Ia menambahkan, setidaknya ada dua hal yang melatarbekalangi praktik tersebut. Pertama, rumah ditempati secara komunal dan cenderung tidak hanya dihuni keluarga inti. Kedua, secara filosofis kotoran manusia dianggap kotor dan cenderung menjijikan sehingga tidak selayaknya dicampur bersama tempat tinggal.
Konsep tersebut bergeser, karena tidak benar-benar berubah, seiring dengan derasnya arus urbanisasi ke Jakarta sejak tahun 1960an. Orang-orang yang tidak memiliki rumah lantas tinggal di sejumlah kawasan seperti bantaran kali dan dekat rel kereta api.

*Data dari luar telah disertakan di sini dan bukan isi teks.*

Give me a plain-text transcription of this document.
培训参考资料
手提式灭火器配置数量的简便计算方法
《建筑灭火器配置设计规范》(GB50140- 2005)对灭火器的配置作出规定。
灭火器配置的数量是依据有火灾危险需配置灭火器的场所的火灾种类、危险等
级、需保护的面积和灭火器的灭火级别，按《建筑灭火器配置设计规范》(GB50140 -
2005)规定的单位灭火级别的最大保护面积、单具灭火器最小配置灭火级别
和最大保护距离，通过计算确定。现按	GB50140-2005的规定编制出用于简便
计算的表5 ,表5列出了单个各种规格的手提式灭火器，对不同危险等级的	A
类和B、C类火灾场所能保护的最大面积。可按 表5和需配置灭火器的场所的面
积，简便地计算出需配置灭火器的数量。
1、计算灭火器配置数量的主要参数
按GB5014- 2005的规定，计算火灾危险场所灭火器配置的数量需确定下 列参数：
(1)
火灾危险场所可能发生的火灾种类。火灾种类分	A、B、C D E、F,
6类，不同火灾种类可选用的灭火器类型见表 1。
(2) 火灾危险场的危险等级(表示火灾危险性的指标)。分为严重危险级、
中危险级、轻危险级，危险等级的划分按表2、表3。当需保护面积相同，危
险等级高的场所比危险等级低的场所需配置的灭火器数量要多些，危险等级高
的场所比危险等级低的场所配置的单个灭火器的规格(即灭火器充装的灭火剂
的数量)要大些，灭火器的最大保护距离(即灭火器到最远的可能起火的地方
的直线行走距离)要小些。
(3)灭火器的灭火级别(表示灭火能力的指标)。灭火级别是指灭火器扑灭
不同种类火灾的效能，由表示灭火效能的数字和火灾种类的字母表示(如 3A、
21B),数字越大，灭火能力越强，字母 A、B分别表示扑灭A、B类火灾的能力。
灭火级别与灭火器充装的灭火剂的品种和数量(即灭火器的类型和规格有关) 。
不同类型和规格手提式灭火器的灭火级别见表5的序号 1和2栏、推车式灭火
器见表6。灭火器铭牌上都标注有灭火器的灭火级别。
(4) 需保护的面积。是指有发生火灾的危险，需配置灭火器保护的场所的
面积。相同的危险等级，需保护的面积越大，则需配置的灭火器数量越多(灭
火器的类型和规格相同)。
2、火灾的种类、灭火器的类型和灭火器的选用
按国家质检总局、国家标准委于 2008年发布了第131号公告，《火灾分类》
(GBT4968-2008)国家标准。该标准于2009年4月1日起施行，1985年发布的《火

Kebutuhan kakus yang tidak bisa ditunda membuat keberadaan “WC helikopter” cenderung tidak terhindarkan. Ini merupakan struktur sederhana dari kayu atau bambu di pinggir sungai dengan bilik seadanya.
Hal serupa terjadi pada sebagian rel kereta api yang dijadikan tempat buang air besar. “Ceboknya tidak disitu (lokasi buang air besar), tapi di rumah,” sebut Candrian.

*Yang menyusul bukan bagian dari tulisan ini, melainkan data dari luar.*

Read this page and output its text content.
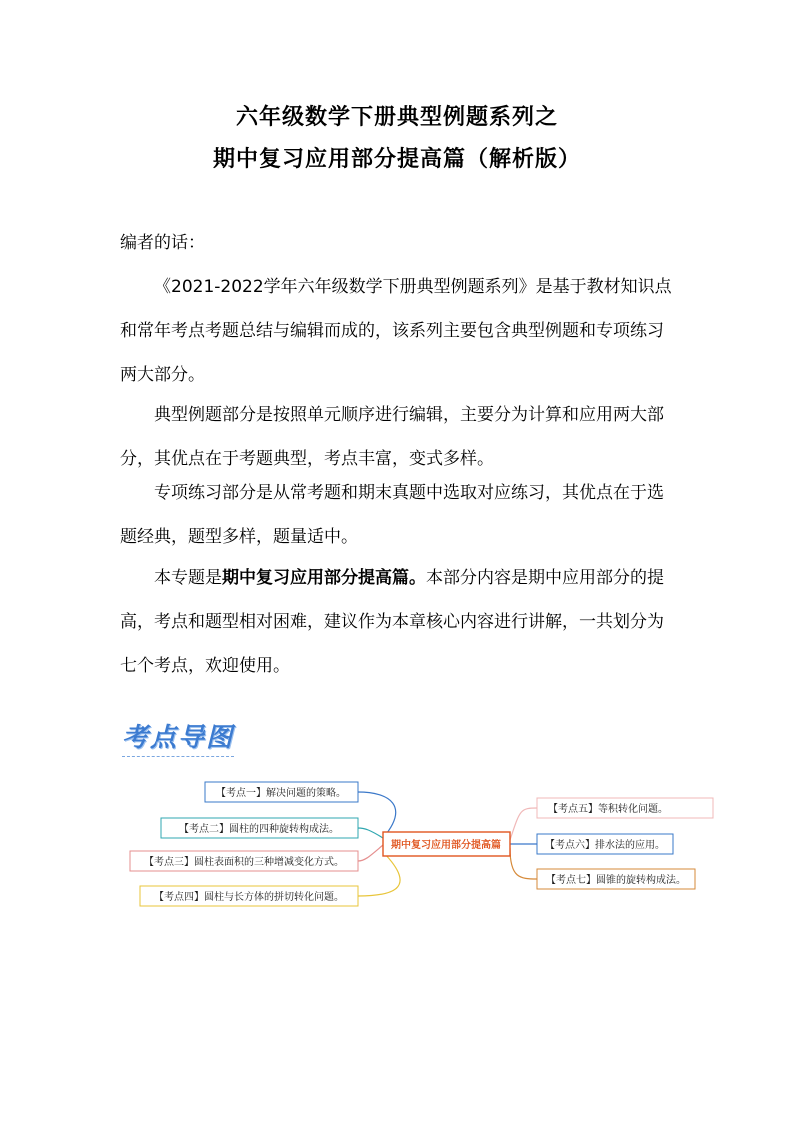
六年级数学下册典型例题系列之
期中复习应用部分提高篇（解析版）

编者的话：

《2021-2022学年六年级数学下册典型例题系列》是基于教材知识点和常年考点考题总结与编辑而成的，该系列主要包含典型例题和专项练习两大部分。

典型例题部分是按照单元顺序进行编辑，主要分为计算和应用两大部分，其优点在于考题典型，考点丰富，变式多样。

专项练习部分是从常考题和期末真题中选取对应练习，其优点在于选题经典，题型多样，题量适中。

本专题是期中复习应用部分提高篇。本部分内容是期中应用部分的提高，考点和题型相对困难，建议作为本章核心内容进行讲解，一共划分为七个考点，欢迎使用。

考点导图
期中复习应用部分提高篇
【考点一】解决问题的策略。
【考点二】圆柱的四种旋转构成法。
【考点三】圆柱表面积的三种增减变化方式。
【考点四】圆柱与长方体的拼切转化问题。
【考点五】等积转化问题。
【考点六】排水法的应用。
【考点七】圆锥的旋转构成法。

Ia menambahkan, dalam hal ini yang sesungguhnya terjadi cenderung serupa dengan pemahaman bahwa toilet sebagai tempat buang air besar harus berada di luar rumah. Hanya saja mereka mesti menghadapi fakta, bahwa tidak ada lagi lahan tersisa untuk memraktikkan pemahaman itu sebagaimana mestinya.
Sejak Awal
Abeyasekere (1987 dalam Freek Colombijn & Joost Coté (eds, 2015) menulis, problem air perkotaan dan wabah penyakit dari kota yang tidak sehat telah melanda Batavia sejak didirikan pada 1619. Tingginya angka kematian penduduk pada tahun 1700an telah menurunkan predikat Batavia dari “Queen of the East” menjadi “Graveyard of the East.” Hal ini terkait dengan penyakit-penyakit yang mewabah karena terbawa air. Sementara Blussé (2008) menggunakan istilah “Cemetery of the East” yang lebih lekat bagi sebutan Batavia di akhir abad ke-19 ketimbang “Queen of the East.”

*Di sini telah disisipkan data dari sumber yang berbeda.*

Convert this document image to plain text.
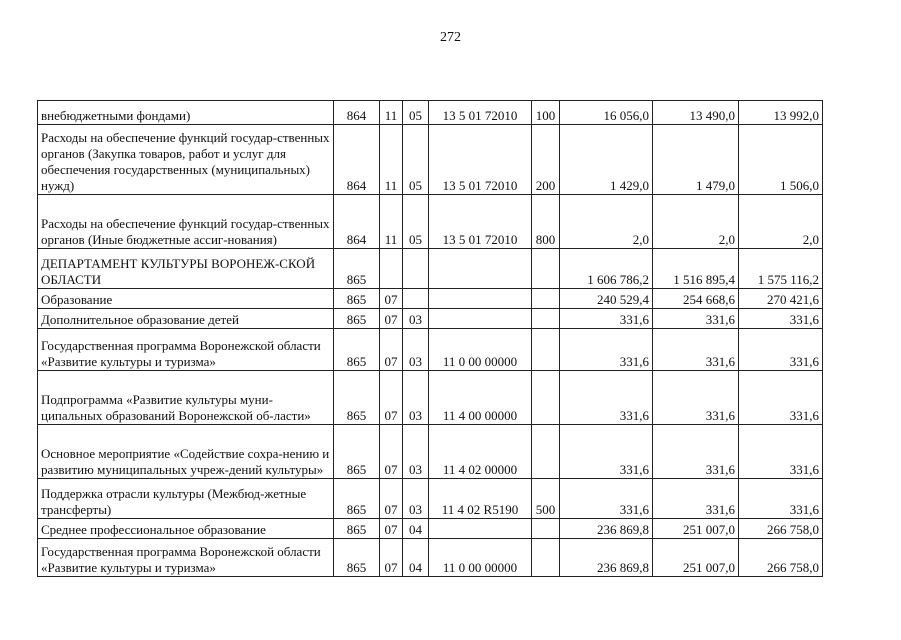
272
внебюджетными фондами)	864	11	05	13 5 01 72010	100	16 056,0	13 490,0	13 992,0
Расходы на обеспечение функций государ-ственных органов (Закупка товаров, работ и услуг для обеспечения государственных (муниципальных) нужд)	864	11	05	13 5 01 72010	200	1 429,0	1 479,0	1 506,0
Расходы на обеспечение функций государ-ственных органов (Иные бюджетные ассиг-нования)	864	11	05	13 5 01 72010	800	2,0	2,0	2,0
ДЕПАРТАМЕНТ КУЛЬТУРЫ ВОРОНЕЖ-СКОЙ ОБЛАСТИ	865					1 606 786,2	1 516 895,4	1 575 116,2
Образование	865	07				240 529,4	254 668,6	270 421,6
Дополнительное образование детей	865	07	03			331,6	331,6	331,6
Государственная программа Воронежской области «Развитие культуры и туризма»	865	07	03	11 0 00 00000		331,6	331,6	331,6
Подпрограмма «Развитие культуры муни-ципальных образований Воронежской об-ласти»	865	07	03	11 4 00 00000		331,6	331,6	331,6
Основное мероприятие «Содействие сохра-нению и развитию муниципальных учреж-дений культуры»	865	07	03	11 4 02 00000		331,6	331,6	331,6
Поддержка отрасли культуры (Межбюд-жетные трансферты)	865	07	03	11 4 02 R5190	500	331,6	331,6	331,6
Среднее профессиональное образование	865	07	04			236 869,8	251 007,0	266 758,0
Государственная программа Воронежской области «Развитие культуры и туризма»	865	07	04	11 0 00 00000		236 869,8	251 007,0	266 758,0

Hal ini seperti ironi dari kisah “penaklukan” J.P. Coen atas Batavia (saat itu bernama Jacatra atau Jayakarta) pada 28 Mei 1619. Coen, sebagaimana ditulis J.J. van Klaveren (1953) dalam buku berjudul “The Dutch Colonial System in the East Indies,” melakukan pembakaran dan perusakan kampung untuk memberikan kesan dirinya sebagai seorang penakluk.
Coen, dengan demikian menyatakan VOC berdaulat atas bagian barat Pulau Jawa. Batas-batasnya berada di antara Sungai Cisadane di sisi barat dan Sungai Citarum di bagian timur serta membentang ke selatan menuju Lautan Hindia. Kawasan ini dianggapnya sebagai Kerajaan Jacatra. Meskipun pada saat itu, warga Jacatra (atau Jayakarta) tidak menginginkan peperangan, melainkan kesepakatan baru. Salah satunya menyusul friksi dengan pangeran (Jayakarta) terkait pembayaran bea masuk.
Perebutan wilayah kekuasaan yang semata-semata dilakukan untuk kepentingan ekonomi menjadi jiwa pembentukan Batavia pada masa-masa awalnya. Sementara kepentingan rakyat kebanyakan, hal itu tidaklah menjadi kepedulian.